Definition:
Let $U\subseteq \Bbb R^m$ be an open set. Let $f: U \to \Bbb R^n$ be a function and $T: \Bbb R^m \to \Bbb R^n$ be a linear transformation. We say that $f$ is strongly differentiable at $x_0$, with derivative $T$, if for every $\epsilon>0$ there is $\delta >0$ s.t for any $x_1, x_2$ in $ \delta$-neighbourhood of $x_0$ i.e $\|x_i-x_0\|<\delta$ for $i=1,2$ imply $\|f(x_2)-f(x_1)-T(x_2-x_1)\|<\epsilon\|x_2-x_1\|$.

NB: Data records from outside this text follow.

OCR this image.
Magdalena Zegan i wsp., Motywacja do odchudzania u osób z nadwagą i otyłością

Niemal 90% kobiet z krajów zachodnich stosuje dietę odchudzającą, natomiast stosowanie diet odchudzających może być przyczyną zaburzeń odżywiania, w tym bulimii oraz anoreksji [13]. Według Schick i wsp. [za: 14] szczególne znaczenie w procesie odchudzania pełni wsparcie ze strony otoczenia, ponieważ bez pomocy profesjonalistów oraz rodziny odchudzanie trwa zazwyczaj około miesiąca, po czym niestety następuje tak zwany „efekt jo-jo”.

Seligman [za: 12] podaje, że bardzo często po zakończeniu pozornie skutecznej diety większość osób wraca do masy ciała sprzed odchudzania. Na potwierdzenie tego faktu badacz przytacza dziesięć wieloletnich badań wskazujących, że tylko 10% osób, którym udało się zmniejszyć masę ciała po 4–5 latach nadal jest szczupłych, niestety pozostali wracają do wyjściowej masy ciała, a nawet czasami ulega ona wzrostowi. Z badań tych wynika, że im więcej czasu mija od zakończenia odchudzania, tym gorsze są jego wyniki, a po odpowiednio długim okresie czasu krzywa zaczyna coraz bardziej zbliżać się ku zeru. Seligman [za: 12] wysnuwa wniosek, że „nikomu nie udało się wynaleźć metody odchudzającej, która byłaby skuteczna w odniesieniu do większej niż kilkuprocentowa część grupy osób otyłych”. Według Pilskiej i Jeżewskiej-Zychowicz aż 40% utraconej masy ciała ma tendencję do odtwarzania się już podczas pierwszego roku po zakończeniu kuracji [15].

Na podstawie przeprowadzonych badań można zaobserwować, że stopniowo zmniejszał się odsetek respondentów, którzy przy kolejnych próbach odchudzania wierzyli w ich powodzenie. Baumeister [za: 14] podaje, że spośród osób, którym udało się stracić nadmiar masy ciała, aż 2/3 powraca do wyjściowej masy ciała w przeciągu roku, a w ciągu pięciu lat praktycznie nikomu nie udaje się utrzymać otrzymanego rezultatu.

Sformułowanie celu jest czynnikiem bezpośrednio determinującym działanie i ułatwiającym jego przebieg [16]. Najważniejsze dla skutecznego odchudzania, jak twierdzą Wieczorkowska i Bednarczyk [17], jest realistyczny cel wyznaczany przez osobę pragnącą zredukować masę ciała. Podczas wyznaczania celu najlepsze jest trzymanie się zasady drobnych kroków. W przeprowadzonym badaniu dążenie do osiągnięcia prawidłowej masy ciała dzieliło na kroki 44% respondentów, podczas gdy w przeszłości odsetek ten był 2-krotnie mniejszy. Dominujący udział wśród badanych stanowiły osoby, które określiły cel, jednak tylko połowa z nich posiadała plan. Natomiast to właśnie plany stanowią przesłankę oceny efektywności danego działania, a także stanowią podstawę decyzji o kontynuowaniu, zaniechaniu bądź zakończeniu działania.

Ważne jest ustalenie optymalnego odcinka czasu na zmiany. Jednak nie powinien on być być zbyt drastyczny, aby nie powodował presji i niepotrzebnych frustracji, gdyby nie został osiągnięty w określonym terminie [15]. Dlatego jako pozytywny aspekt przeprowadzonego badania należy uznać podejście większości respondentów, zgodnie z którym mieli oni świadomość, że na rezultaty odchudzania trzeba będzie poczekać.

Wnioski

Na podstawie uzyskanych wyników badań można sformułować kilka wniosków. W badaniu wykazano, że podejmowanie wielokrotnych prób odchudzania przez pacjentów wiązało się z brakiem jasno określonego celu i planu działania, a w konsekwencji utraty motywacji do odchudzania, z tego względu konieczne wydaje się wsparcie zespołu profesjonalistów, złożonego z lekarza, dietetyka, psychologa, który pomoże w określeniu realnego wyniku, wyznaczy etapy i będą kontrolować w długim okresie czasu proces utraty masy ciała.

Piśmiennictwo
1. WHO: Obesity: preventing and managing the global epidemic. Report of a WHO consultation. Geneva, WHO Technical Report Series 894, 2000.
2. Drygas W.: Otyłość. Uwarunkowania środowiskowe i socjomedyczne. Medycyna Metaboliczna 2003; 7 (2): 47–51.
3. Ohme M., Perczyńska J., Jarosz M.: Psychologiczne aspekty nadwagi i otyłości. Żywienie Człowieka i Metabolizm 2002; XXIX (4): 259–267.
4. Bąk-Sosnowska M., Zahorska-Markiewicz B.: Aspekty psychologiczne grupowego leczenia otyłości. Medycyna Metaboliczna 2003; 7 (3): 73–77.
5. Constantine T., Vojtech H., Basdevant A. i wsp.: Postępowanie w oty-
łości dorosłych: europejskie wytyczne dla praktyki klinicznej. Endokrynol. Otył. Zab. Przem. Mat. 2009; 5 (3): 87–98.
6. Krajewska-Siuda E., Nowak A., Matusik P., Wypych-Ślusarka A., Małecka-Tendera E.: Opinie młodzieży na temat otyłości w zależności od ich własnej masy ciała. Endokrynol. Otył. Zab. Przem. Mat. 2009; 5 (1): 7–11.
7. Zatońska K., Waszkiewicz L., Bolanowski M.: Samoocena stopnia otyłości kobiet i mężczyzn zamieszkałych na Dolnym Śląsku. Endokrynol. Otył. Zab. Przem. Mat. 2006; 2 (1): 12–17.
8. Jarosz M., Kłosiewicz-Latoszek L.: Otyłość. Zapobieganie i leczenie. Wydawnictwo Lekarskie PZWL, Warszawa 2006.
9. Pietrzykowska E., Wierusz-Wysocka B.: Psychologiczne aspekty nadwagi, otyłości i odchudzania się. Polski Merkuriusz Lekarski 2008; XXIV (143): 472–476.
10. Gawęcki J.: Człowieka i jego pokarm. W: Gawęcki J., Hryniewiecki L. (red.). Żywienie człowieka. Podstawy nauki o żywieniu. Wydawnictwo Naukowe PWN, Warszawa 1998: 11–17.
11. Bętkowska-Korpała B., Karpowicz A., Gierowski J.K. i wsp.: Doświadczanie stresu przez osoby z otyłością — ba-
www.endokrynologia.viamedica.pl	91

Show that if $f$ is differentiable in a neighbourhood $U$ of $x_0$ & if $Df$ is continuous as a function of $x$ at $x_0$ then $ f$ is strongly differentiable at $x_0$ .
How I have proceeded is:
$\|f(x_2)-f(x_1)-T(x_2-x_1)\|<\|f(x_2)-f(x_1)\|+ \|T(x_2-x_1)\|<\epsilon\|x_2-x_1\| $ [?? why this is true, I know $\|T(x_2-x_1)\|<\epsilon'\|x_2-x_1\|$ because of definition of norm $T$, but why $\|f(x_2)-f(x_1)\|<\epsilon''\|x_2-x_1\|$]
So can anyone help me saying why $\|f(x_2)-f(x_1)\|<\epsilon''\|x_2-x_1\|$?? Which property will be needed here. Thanks for the help in advance.